My self-destructive cycle.
I used to feel lost, gone. I used to wake up every morning and feel the heaviness in my chest. I used to take walks to clear the fogginess in my brain. I would write daily in my journal about how scared I was.
Then I would stop writing. I would realize that complaining wouldn't get me anywhere. I would stuff everything down. The sadness, the fear, the loneliness, and the pain would all be stuffed and pushed down, down, down, until unrecognizable by my peers.
Then, somehow, the feelings rose. They took control and found a way to make me pay. They were sneaky, these feelings. They guided me to do very very impulsive, reckless things. Like reaching out to a person bad for me, or to do self-harm.
Then, the self-criticism came. I would ridicule myself for being so messed up. I mean wtf right? Everything that happened to me was years ago, and yet here I am drowning in the same shit.

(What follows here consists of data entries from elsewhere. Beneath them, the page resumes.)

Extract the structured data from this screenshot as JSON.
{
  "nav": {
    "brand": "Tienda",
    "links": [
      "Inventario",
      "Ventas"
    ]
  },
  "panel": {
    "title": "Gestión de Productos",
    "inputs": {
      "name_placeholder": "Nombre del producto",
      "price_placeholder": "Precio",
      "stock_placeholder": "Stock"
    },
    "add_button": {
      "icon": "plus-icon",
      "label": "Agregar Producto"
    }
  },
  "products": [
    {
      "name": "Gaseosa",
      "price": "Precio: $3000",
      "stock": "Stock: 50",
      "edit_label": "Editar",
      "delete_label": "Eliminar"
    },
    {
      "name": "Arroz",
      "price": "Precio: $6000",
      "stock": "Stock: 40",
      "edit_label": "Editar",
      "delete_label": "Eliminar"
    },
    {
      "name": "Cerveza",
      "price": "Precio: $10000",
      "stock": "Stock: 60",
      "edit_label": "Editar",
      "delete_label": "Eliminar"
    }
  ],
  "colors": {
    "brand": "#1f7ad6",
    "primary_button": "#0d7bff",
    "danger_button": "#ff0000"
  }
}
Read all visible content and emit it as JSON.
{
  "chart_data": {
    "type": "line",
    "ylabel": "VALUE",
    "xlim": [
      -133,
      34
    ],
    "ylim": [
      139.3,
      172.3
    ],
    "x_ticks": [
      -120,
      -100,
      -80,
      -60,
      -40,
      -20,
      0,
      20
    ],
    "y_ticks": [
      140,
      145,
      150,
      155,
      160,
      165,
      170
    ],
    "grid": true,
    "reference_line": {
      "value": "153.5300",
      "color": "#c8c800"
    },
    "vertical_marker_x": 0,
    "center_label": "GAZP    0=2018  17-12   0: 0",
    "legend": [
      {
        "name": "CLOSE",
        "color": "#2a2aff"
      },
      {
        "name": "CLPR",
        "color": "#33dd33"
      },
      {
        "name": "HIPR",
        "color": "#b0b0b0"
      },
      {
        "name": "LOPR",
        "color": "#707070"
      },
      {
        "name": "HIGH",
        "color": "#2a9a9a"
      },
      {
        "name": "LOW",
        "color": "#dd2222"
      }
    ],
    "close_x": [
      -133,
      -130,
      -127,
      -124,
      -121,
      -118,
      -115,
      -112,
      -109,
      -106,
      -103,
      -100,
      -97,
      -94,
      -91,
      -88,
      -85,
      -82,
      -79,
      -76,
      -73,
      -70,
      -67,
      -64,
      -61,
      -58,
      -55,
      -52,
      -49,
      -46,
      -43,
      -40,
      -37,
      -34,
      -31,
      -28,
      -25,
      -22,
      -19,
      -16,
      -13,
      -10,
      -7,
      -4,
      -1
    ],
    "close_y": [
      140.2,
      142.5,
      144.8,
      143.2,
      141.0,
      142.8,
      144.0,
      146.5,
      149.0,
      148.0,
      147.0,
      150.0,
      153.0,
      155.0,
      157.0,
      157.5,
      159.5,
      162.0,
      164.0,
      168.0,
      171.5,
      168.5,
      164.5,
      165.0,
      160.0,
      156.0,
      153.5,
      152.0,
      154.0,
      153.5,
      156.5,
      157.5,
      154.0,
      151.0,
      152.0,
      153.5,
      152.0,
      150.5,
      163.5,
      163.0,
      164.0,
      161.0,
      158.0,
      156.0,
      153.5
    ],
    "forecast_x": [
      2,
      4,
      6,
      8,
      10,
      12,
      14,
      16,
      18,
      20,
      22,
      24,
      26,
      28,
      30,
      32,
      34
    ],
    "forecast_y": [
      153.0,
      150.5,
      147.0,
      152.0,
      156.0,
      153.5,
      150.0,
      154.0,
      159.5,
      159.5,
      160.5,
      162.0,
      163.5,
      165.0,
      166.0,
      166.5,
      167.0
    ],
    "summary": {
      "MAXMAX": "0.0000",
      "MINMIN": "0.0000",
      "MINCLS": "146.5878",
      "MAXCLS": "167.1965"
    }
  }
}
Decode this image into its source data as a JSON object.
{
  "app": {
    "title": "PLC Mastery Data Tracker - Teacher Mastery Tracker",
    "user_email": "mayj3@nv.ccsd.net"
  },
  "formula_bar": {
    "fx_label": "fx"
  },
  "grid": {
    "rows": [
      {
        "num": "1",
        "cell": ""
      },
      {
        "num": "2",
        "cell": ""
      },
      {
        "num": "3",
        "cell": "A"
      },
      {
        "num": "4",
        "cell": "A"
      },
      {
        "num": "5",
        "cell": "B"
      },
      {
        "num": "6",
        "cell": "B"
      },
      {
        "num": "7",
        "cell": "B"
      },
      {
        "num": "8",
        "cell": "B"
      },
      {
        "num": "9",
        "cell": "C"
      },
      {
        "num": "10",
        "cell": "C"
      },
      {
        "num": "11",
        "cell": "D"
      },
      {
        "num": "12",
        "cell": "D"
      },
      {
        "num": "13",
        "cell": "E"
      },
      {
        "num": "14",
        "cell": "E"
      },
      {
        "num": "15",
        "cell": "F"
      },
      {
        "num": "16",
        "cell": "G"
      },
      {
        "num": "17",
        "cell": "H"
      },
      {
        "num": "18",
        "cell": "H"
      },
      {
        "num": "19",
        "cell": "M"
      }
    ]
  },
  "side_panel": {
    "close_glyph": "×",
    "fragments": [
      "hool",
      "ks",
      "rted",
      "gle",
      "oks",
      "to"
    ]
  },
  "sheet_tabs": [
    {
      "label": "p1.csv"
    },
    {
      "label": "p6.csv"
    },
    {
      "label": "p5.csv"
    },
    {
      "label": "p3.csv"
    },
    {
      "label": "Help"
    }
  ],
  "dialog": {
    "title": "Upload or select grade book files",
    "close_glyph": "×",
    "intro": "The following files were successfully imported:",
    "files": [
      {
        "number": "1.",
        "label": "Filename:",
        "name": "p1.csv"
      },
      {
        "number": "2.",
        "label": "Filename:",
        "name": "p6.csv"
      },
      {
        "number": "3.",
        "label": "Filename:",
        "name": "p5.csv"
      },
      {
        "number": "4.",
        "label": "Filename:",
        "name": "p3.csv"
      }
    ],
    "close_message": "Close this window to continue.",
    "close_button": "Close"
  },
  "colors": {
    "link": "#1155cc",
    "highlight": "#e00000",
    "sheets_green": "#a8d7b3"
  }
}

I know, that's PTSD for ya, but I just hate that I can't seem to move past this. I'm stuck in this cycle of self-destruction and I really, really want out.
Because if I don't get out, I just know I will turn out like my bio mom. I KNOW it. I seem to be becoming more and more like her every day. I have so many goals too, and I can't waste all the resources I have now just because of this godforsaken cycle.
I'm a pretty smart kid. Straight A's (except for the freaking B I have, aaah). I do sports and plan to go to college. But lately, I've lost the drive to keep focusing, I don't care as much. That scares me because I am going to high school next year where grades actually matter. Ug, sorry to go all nerdy on you.
Yeah well, I feel better now so I'm going to stop rambling. I had a plan for this journal thing, but it got away from me so this is fine, I guess.